There's risk and then there's RISK. A corporate service in the form of a simple VPS is cheap and can be had from a 1000 providers anywhere in the world. Very simple to change providers too. Nothing like the quasi-monopoly of FB/X/YT.
And VPS providers are mostly interchangeable. If one of them goes crazy and starts using AI to randomly ban customers, just take all your toys over to the next one. At the end of the day it's just a commodity root shell.
As long as? I'm not sure if there's a common way, largely practiced by many people where they don't own their own domain name that they can point anywhere?
It used to be common to let an outside agency run your website, and they may own the domain. It's probably still very common to manage your domain with your hosting company. If you get blacklisted by your hosting company, you may not be able to transfer your domain out.
I think there's only that risk if you're using a website building service like Wix. If you build your own site and then send it up to a dumb host, you can just send it up to another dumb host when the first one pisses you off. Hopefully, you're at least managing your own DNS records too, and like that service.
If cloudflare goes out of business, for example, their collapse would not count as an action against speech.
Conflating free speech with Terms of Services is to mix up MANY issues. There is a distinction that must be kept upheld, between private networks, and government power.
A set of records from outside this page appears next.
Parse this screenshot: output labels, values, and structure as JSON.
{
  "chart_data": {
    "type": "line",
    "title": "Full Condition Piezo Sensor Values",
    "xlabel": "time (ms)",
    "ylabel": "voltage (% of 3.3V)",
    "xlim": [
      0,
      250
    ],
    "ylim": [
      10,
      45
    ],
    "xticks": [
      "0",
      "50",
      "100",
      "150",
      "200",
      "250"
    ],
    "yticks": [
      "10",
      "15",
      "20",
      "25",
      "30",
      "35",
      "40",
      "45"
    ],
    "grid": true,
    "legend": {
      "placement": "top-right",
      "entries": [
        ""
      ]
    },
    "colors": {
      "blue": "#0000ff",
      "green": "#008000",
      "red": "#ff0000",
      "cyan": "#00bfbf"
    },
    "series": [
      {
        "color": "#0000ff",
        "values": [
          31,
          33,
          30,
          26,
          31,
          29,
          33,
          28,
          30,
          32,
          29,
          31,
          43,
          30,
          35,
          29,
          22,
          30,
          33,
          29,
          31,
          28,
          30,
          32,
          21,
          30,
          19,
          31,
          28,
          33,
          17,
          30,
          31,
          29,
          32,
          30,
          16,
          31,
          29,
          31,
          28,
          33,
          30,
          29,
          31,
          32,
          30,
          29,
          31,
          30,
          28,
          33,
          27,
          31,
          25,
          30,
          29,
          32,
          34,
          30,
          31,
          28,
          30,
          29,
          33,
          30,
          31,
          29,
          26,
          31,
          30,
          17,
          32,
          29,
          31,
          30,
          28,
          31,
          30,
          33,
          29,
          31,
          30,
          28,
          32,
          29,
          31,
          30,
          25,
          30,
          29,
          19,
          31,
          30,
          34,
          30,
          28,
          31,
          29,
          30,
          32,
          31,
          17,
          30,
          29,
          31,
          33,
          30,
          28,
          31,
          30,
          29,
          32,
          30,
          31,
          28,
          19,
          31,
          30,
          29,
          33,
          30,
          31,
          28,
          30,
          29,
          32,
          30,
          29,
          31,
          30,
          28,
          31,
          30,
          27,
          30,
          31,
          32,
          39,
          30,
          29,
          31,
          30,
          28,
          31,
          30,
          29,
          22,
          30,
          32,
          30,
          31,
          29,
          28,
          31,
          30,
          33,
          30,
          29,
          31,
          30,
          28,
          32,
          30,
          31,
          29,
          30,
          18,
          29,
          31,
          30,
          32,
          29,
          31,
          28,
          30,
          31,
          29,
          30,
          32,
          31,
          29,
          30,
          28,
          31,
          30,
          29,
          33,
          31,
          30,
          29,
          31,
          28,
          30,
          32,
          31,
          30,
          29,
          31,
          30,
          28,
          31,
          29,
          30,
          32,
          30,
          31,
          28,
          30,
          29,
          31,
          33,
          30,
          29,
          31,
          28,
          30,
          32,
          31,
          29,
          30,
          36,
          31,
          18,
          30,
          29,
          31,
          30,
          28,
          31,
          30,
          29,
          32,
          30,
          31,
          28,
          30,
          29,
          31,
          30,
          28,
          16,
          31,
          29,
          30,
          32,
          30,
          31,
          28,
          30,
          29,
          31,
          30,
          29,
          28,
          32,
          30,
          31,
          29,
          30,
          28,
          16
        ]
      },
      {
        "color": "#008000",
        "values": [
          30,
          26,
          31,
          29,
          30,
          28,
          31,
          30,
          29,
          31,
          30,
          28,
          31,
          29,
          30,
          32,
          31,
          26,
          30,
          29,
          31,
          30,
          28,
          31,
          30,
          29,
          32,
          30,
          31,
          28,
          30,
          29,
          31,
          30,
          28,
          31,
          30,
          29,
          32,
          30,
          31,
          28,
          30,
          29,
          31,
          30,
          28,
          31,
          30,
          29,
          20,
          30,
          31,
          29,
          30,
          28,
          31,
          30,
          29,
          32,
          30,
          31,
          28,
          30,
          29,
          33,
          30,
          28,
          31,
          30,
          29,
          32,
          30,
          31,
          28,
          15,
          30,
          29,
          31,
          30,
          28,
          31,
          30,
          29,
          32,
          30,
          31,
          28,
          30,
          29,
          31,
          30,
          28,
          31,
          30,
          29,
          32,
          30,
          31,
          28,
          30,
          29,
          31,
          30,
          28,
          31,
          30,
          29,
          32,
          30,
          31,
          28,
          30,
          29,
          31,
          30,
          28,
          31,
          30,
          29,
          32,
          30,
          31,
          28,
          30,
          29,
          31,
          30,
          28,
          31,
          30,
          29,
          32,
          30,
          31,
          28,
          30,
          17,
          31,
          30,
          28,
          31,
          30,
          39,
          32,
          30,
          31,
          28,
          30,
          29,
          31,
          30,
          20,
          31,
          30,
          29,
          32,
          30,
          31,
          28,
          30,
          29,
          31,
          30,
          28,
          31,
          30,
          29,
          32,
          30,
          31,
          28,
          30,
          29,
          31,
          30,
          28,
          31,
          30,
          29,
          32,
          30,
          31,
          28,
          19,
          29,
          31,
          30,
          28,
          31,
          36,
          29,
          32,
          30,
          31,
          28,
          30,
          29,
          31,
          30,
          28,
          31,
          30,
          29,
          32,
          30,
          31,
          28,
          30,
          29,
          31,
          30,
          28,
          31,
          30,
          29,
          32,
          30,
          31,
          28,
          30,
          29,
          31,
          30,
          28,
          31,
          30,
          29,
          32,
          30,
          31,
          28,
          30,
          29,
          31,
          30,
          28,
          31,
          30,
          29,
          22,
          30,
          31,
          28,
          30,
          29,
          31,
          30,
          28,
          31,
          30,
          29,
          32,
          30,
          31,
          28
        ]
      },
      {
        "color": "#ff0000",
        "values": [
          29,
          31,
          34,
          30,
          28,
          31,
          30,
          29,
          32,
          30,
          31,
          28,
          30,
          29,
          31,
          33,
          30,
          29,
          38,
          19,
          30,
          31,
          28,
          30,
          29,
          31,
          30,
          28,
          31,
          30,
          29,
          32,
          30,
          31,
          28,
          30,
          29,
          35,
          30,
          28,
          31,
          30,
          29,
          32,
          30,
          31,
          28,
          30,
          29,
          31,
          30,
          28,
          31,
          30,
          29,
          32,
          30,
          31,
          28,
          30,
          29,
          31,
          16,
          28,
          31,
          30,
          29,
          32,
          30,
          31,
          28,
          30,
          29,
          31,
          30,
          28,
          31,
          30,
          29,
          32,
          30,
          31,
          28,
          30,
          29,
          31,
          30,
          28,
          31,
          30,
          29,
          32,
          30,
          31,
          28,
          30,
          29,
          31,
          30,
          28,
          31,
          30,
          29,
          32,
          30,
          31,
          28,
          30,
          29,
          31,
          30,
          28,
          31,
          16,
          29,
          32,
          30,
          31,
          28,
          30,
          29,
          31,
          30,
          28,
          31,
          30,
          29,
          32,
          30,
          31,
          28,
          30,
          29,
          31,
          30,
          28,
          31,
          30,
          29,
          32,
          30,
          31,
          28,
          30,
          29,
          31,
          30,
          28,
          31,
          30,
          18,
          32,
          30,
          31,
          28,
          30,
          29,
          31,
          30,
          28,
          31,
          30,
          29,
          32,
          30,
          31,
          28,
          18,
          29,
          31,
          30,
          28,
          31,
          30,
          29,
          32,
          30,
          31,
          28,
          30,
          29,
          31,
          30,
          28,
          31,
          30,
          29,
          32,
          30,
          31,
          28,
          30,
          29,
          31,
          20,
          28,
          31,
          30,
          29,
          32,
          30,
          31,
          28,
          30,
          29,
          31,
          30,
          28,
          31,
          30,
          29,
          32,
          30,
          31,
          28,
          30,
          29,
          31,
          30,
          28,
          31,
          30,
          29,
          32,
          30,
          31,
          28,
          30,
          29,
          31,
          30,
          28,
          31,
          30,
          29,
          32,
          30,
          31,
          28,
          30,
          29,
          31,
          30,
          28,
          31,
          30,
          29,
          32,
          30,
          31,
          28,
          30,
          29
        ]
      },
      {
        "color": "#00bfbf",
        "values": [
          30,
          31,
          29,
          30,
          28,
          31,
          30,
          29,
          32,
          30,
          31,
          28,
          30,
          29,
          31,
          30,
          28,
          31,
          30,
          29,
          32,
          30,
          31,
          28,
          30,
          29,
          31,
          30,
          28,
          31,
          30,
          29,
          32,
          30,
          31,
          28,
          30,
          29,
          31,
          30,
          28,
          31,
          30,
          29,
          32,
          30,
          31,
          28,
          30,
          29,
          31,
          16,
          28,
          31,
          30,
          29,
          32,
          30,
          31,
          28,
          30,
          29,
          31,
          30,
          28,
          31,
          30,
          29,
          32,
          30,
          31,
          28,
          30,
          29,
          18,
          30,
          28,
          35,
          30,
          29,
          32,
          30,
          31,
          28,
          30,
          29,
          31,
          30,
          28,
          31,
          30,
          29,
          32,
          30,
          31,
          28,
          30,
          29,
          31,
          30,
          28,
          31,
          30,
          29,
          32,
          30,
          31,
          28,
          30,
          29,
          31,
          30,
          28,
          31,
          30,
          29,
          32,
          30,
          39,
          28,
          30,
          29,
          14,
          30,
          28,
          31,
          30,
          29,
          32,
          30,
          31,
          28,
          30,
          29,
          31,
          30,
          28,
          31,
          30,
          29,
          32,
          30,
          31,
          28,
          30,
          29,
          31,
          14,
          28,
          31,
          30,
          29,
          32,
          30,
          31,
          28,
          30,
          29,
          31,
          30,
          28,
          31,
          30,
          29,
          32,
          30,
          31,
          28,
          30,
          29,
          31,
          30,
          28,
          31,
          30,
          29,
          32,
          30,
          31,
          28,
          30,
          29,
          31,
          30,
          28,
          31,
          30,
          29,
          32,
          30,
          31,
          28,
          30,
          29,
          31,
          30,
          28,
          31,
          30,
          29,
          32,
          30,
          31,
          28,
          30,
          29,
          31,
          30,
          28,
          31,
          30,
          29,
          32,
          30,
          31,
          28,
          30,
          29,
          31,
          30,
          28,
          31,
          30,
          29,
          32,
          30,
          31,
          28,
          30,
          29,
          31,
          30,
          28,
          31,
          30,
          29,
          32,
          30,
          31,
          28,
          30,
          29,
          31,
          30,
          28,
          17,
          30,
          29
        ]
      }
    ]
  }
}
This does’t mean that the modern issue of free speech on privately owned platforms is magically solved, just that we need a more precise set of nouns, adjectives and verbs to frame the harms and limits that arise. Otherwise we simply get caught up in the simple between actual free speech and private rights.
No, it's much less of a risk, because companies that sell domain hosting services have an actual financial relationship with you and have much better support infrastructure in place because you're a paying customer. The risk is not zero--no risk is ever zero--but compared to your risk of Facebook doing something stupid and unwarranted and you being unable to get it fixed, the risk with a domain hosting company is pretty small.
If you have your own* domain and are reasonably diligent in keeping a local backup of your site then it is trivial to move the site to a new host. As others have aaid, web hosting is a commodity business.